Law scholar: Ciboros face uphill climb in representing themselves

As Timothy and Esten Ciboro continue to defend themselves at their trial for allegedly raping and holding a 13-year old female family member captive in north Toledo, legal scholars say proceeding without criminal defense attorneys represents a great deal of challenges.

It is a case that legal experts suggest would be difficult for experienced attorneys, let alone for a defendant or defendants without any legal experience.

"Our court system is very complex and our system of criminal justice is complex so lawyers have always been deemed a necessity," says Greg Gilchrist, an associate professor of law at the University of Toledo.

He says the nature of the charges don't necessarily make the challenges associated with defending one's self any greater but he does say the risk is heightened.

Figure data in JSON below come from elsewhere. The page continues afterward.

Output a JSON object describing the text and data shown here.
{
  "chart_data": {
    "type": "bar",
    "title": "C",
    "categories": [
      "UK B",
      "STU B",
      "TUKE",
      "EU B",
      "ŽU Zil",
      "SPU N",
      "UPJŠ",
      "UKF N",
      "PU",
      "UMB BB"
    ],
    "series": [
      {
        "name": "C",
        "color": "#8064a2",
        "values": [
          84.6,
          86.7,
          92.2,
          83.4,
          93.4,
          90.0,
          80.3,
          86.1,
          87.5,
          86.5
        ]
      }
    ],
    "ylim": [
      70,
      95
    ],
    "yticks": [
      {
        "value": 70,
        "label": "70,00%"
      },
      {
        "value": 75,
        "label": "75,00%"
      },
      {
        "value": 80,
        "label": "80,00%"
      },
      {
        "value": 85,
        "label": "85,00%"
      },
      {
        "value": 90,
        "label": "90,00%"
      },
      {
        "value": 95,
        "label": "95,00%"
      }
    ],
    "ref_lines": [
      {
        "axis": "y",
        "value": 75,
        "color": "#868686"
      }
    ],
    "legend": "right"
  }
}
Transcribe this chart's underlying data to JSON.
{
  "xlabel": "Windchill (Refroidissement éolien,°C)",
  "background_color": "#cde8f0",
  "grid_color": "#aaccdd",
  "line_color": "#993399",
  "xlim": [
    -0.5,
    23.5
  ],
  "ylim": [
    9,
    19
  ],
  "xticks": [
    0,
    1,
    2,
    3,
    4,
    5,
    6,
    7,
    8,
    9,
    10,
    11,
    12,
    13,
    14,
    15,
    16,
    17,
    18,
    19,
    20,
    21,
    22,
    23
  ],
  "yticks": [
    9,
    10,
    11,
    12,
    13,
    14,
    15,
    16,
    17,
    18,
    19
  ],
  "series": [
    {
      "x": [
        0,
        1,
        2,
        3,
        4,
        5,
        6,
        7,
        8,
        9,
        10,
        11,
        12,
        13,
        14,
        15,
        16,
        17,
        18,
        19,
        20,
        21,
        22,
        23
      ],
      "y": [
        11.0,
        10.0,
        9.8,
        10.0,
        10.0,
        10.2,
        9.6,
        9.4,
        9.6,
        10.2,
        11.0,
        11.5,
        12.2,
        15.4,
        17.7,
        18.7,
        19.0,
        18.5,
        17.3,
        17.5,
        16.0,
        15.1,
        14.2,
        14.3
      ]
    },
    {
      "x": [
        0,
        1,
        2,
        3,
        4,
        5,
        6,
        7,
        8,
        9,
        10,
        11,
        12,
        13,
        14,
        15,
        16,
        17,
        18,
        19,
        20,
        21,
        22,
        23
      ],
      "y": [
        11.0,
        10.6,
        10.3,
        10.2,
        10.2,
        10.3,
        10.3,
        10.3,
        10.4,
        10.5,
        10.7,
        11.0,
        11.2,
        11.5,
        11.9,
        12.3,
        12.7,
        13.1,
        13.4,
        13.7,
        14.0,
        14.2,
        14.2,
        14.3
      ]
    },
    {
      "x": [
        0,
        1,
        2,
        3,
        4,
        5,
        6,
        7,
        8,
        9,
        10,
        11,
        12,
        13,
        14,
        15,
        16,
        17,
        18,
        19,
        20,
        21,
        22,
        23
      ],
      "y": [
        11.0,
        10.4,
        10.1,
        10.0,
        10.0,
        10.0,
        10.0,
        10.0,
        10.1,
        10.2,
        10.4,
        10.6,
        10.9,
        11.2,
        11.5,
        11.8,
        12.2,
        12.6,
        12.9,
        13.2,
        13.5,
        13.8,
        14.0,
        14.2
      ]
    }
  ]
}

"What you're introducing is the complexity of facts and the incredibly serious consequences that go along with a conviction for these particular charges and so representing yourself in a case like this is all the more dangerous. The stakes are higher here."

Much of the pretrial proceedings were headlined by judge Linda Jennings carefully warning the two men of the risks associated with defending themselves.

Gilchrist says in cases like this, the judge is often the one with the most difficult job.

"It's her court room and she sees her role as being able to provide a fair trial here."

Without speaking directly about the facts of the Ciboro case, Gilchrist adds that history suggests an uphill climb awaits the two men.

"From my experience, the defendant will typically lose or fare poorly."